Áyax lleva el cuerpo de Aquiles, bajo la protección de los dioses Hermes(a la izquierda) y Atenea (a la derecha) Ánfora de cuello ática- Museo de Louvre

            Es interesante observar en la producción sofoclea el uso sistemático del vocabulario relacionado con la vista. Hay una relación directa entre la percepción por medio del sentido de la vista, la sabiduría y la comprensión.
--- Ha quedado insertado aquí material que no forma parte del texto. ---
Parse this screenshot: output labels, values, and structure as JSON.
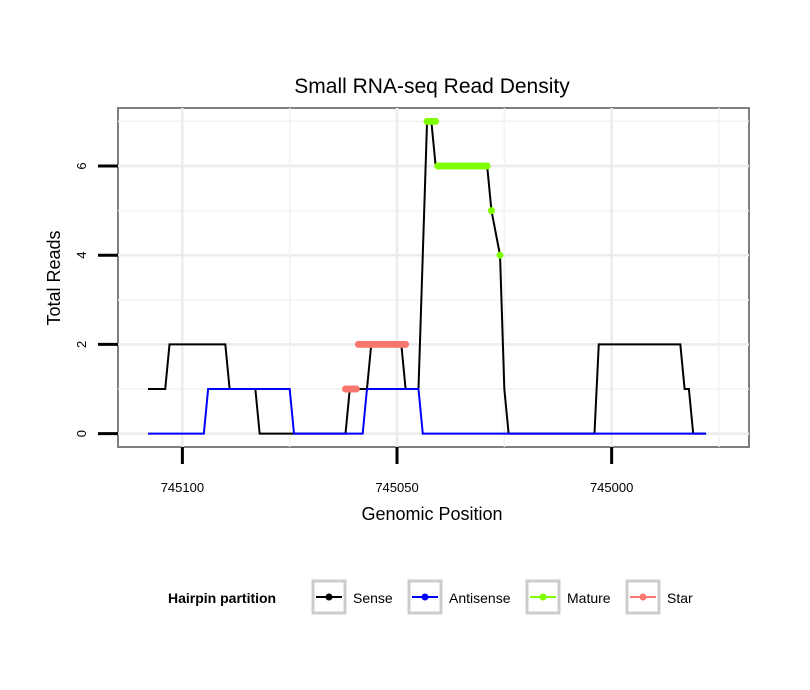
{
  "chart_data": {
    "type": "line",
    "title": "Small RNA-seq Read Density",
    "xlabel": "Genomic Position",
    "ylabel": "Total Reads",
    "x_reversed": true,
    "xlim": [
      745115,
      744968
    ],
    "ylim": [
      -0.3,
      7.3
    ],
    "x_ticks": [
      745100,
      745050,
      745000
    ],
    "x_tick_labels": [
      "745100",
      "745050",
      "745000"
    ],
    "y_ticks": [
      0,
      2,
      4,
      6
    ],
    "y_tick_labels": [
      "0",
      "2",
      "4",
      "6"
    ],
    "grid": true,
    "legend_position": "bottom",
    "legend_title": "Hairpin partition",
    "series": [
      {
        "name": "Sense",
        "color": "#000000",
        "x": [
          745108,
          745105,
          745104,
          745103,
          745090,
          745089,
          745085,
          745083,
          745082,
          745062,
          745061,
          745058,
          745057,
          745056,
          745053,
          745052,
          745051,
          745049,
          745048,
          745046,
          745045,
          745043,
          745042,
          745041,
          745036,
          745035,
          745033,
          745032,
          745029,
          745028,
          745026,
          745025,
          745024,
          745023,
          745004,
          745003,
          745001,
          745000,
          744984,
          744983,
          744982,
          744981,
          744978
        ],
        "y": [
          1,
          1,
          1,
          2,
          2,
          1,
          1,
          1,
          0,
          0,
          1,
          1,
          1,
          2,
          2,
          2,
          2,
          2,
          1,
          1,
          1,
          7,
          7,
          6,
          6,
          6,
          6,
          6,
          6,
          5,
          4,
          1,
          0,
          0,
          0,
          2,
          2,
          2,
          2,
          1,
          1,
          0,
          0
        ]
      },
      {
        "name": "Antisense",
        "color": "#0000ff",
        "x": [
          745108,
          745095,
          745094,
          745093,
          745076,
          745075,
          745074,
          745067,
          745066,
          745060,
          745059,
          745058,
          745057,
          745056,
          745046,
          745045,
          745044,
          745043,
          745042,
          745041,
          744981,
          744978
        ],
        "y": [
          0,
          0,
          1,
          1,
          1,
          1,
          0,
          0,
          0,
          0,
          0,
          0,
          1,
          1,
          1,
          1,
          0,
          0,
          0,
          0,
          0,
          0
        ]
      },
      {
        "name": "Mature",
        "color": "#7fff00",
        "x": [
          745043,
          745042.5,
          745042,
          745041.5,
          745041,
          745040.5,
          745040,
          745039.5,
          745039,
          745038.5,
          745038,
          745037.5,
          745037,
          745036.5,
          745036,
          745035.5,
          745035,
          745034.5,
          745034,
          745033.5,
          745033,
          745032.5,
          745032,
          745031.5,
          745031,
          745030.5,
          745030,
          745029.5,
          745029,
          745028,
          745026
        ],
        "y": [
          7,
          7,
          7,
          7,
          7,
          6,
          6,
          6,
          6,
          6,
          6,
          6,
          6,
          6,
          6,
          6,
          6,
          6,
          6,
          6,
          6,
          6,
          6,
          6,
          6,
          6,
          6,
          6,
          6,
          5,
          4
        ]
      },
      {
        "name": "Star",
        "color": "#f8766d",
        "x": [
          745062,
          745061.5,
          745061,
          745060.5,
          745060,
          745059.5,
          745059,
          745058.5,
          745058,
          745057.5,
          745057,
          745056.5,
          745056,
          745055.5,
          745055,
          745054.5,
          745054,
          745053.5,
          745053,
          745052.5,
          745052,
          745051.5,
          745051,
          745050.5,
          745050,
          745049.5,
          745049,
          745048.5,
          745048
        ],
        "y": [
          1,
          1,
          1,
          1,
          1,
          1,
          2,
          2,
          2,
          2,
          2,
          2,
          2,
          2,
          2,
          2,
          2,
          2,
          2,
          2,
          2,
          2,
          2,
          2,
          2,
          2,
          2,
          2,
          2
        ],
        "markers_only": true
      }
    ]
  }
}
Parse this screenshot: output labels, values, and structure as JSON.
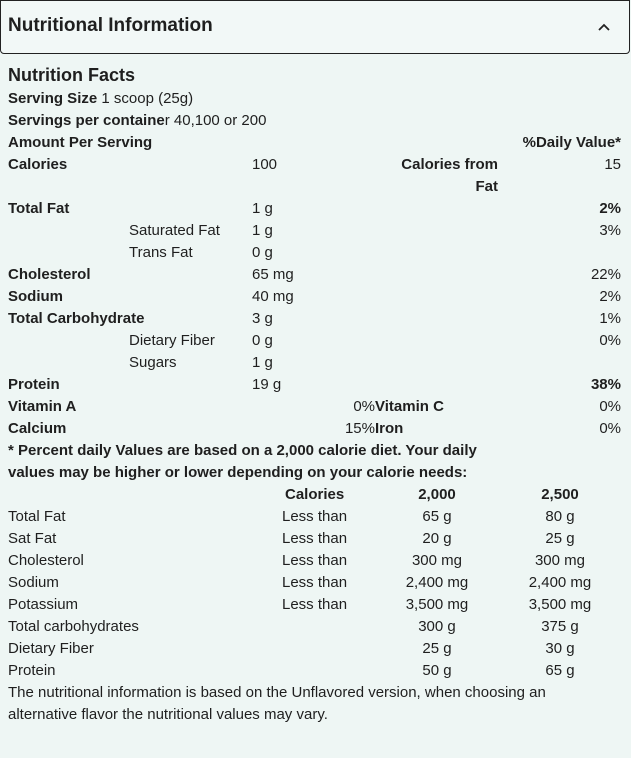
{
  "header": {
    "title": "Nutritional Information"
  },
  "facts": {
    "title": "Nutrition Facts",
    "serving_size": {
      "label": "Serving Size",
      "value": "1 scoop (25g)"
    },
    "servings_per_container": {
      "label": "Servings per containe",
      "value": "r 40,100 or 200"
    },
    "amount_per_serving": "Amount Per Serving",
    "daily_value_header": "%Daily Value*",
    "calories": {
      "label": "Calories",
      "value": "100",
      "from_fat_label": "Calories from Fat",
      "from_fat_value": "15"
    },
    "rows": [
      {
        "label": "Total Fat",
        "amount": "1 g",
        "daily_value": "2%"
      },
      {
        "label": "Saturated Fat",
        "amount": "1 g",
        "daily_value": "3%"
      },
      {
        "label": "Trans Fat",
        "amount": "0 g"
      },
      {
        "label": "Cholesterol",
        "amount": "65 mg",
        "daily_value": "22%"
      },
      {
        "label": "Sodium",
        "amount": "40 mg",
        "daily_value": "2%"
      },
      {
        "label": "Total Carbohydrate",
        "amount": "3 g",
        "daily_value": "1%"
      },
      {
        "label": "Dietary Fiber",
        "amount": "0 g",
        "daily_value": "0%"
      },
      {
        "label": "Sugars",
        "amount": "1 g"
      },
      {
        "label": "Protein",
        "amount": "19 g",
        "daily_value": "38%"
      }
    ],
    "vitamins": [
      {
        "left_label": "Vitamin A",
        "left_value": "0%",
        "right_label": "Vitamin C",
        "right_value": "0%"
      },
      {
        "left_label": "Calcium",
        "left_value": "15%",
        "right_label": "Iron",
        "right_value": "0%"
      }
    ]
  },
  "footnote": "* Percent daily Values are based on a 2,000 calorie diet. Your daily values may be higher or lower depending on your calorie needs:",
  "reference_table": {
    "header": [
      "Calories",
      "2,000",
      "2,500"
    ],
    "rows": [
      {
        "name": "Total Fat",
        "qualifier": "Less than",
        "at_2000": "65 g",
        "at_2500": "80 g"
      },
      {
        "name": "Sat Fat",
        "qualifier": "Less than",
        "at_2000": "20 g",
        "at_2500": "25 g"
      },
      {
        "name": "Cholesterol",
        "qualifier": "Less than",
        "at_2000": "300 mg",
        "at_2500": "300 mg"
      },
      {
        "name": "Sodium",
        "qualifier": "Less than",
        "at_2000": "2,400 mg",
        "at_2500": "2,400 mg"
      },
      {
        "name": "Potassium",
        "qualifier": "Less than",
        "at_2000": "3,500 mg",
        "at_2500": "3,500 mg"
      },
      {
        "name": "Total carbohydrates",
        "at_2000": "300 g",
        "at_2500": "375 g"
      },
      {
        "name": "Dietary Fiber",
        "at_2000": "25 g",
        "at_2500": "30 g"
      },
      {
        "name": "Protein",
        "at_2000": "50 g",
        "at_2500": "65 g"
      }
    ]
  },
  "disclaimer": "The nutritional information is based on the Unflavored version, when choosing an alternative flavor the nutritional values may vary."
}
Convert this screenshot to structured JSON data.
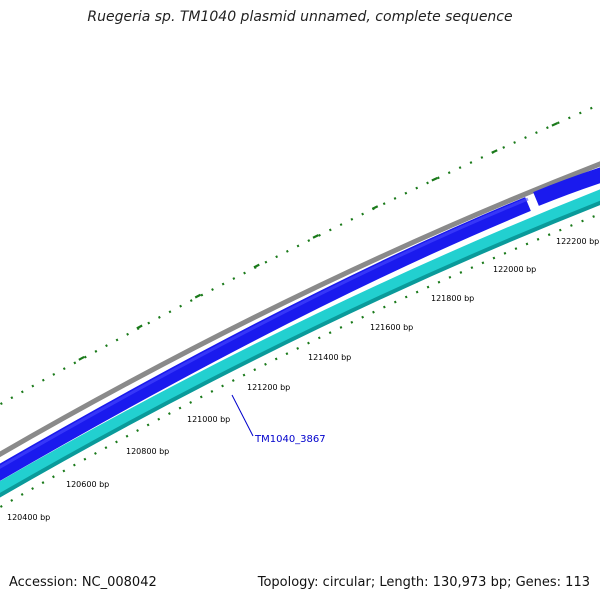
{
  "title": "Ruegeria sp. TM1040 plasmid unnamed, complete sequence",
  "accession_text": "Accession: NC_008042",
  "summary_text": "Topology: circular; Length: 130,973 bp; Genes: 113",
  "gene_label": "TM1040_3867",
  "ticks": [
    {
      "label": "120400 bp"
    },
    {
      "label": "120600 bp"
    },
    {
      "label": "120800 bp"
    },
    {
      "label": "121000 bp"
    },
    {
      "label": "121200 bp"
    },
    {
      "label": "121400 bp"
    },
    {
      "label": "121600 bp"
    },
    {
      "label": "121800 bp"
    },
    {
      "label": "122000 bp"
    },
    {
      "label": "122200 bp"
    }
  ],
  "colors": {
    "backbone": "#808080",
    "forward_gene": "#1a1aee",
    "reverse_gene": "#22d0d0",
    "gc_skew": "#1a7a1a",
    "gene_label": "#0000cc"
  }
}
El poder de la visión de los dioses contrasta con la ceguera de Áyax, potenciada a su vez por su furia vengativa. Es posible suponer un valor cognitivo en la capacidad de ver en la cosmovisión griega antigua. Odiseo es el testigo visual en tiempo real de la desgracia a la que puede llevar la insensatez y la desmesura, ya que frente a sus ojos Áyax enfurecido mata al rebaño convencido de que está matando a Odiseo y a los Argivas.

Se presenta la diferencia entre los tres personajes: Atenea puede ver a los dos. Odiseo escucha sin ver a la diosa pero ve a Áyax. Áyax solamente puede escuchar a la diosa y no ve a Odiseo, aun estando frente a él. El héroe itacense es el personaje que recibe la tensión, mediador entre los dos: la divinidad poderosa y el héroe en caída por su desmesura. Su habilidad de ver, junto con su profundo humanismo marcado por la compasión por el sufrimiento del enemigo, exalta la figura moral del hombre sensato que reconoce su lugar en el orden divino y lo acepta siendo consciente de lo efímero de la condición humana.

Una vez muerto, los Árgivas deciden prohibir su enterramiento pero Odiseo, el que fuera su enemigo intercede por Áyax y logra que reciba los honores que corresponden al soldado heróico de aquella larga confrontación. (Teatro Clásico de Merida) Áyax de Sófloces.

¿Cuántas veces nos hemos considerado tan fuertes que pensamos que no necesitamos a nadie? ¿Cuántas veces nos hemos enfurecido porque consideramos que no tenemos algo que nos corresponde? ¿Cuántas veces hemos respondido con arrogancia a consejos de gente amada? Todas esas veces nos identificamos con Áyax, tal vez un niño inmaduro en el cuerpo de un varón fuerte. Por otro lado, Odiseo, símbolo del ser humano por excelencia, también se encuentra dentro de nosotros mismos, por ejemplo, cuando podemos verdaderamente comprender la opinión ajena y opuesta, cuando reconocemos lo efímero de los éxitos y de los fracasos o cuando el sufrimiento ajeno genera en nosotros introspección y humildad en lugar de soberbia e indiferencia. Áyax debe su locura a Odiseo y también a él debe su elevación. Su mayor enemigo al compadecer su sufrimiento se transforma en su salvador.

María Kokolaki


[1] En la antigüedad recibir la armadura de un guerrero tras su muerte es un acto de honor y forma parte de los rituales funerarios. El receptor era el que seguía el muerto en fuerza y valor y de este modo toma su posición en la guerra.

[2] Argivas son los hermanos Agamenón y Menelao. Agamenón es el primer caudillo que dirige las tropas griegas a Troya y Menelao es el esposo abandonado por Helena.

[3]Áyax se identifica como Áyax, el telamonio.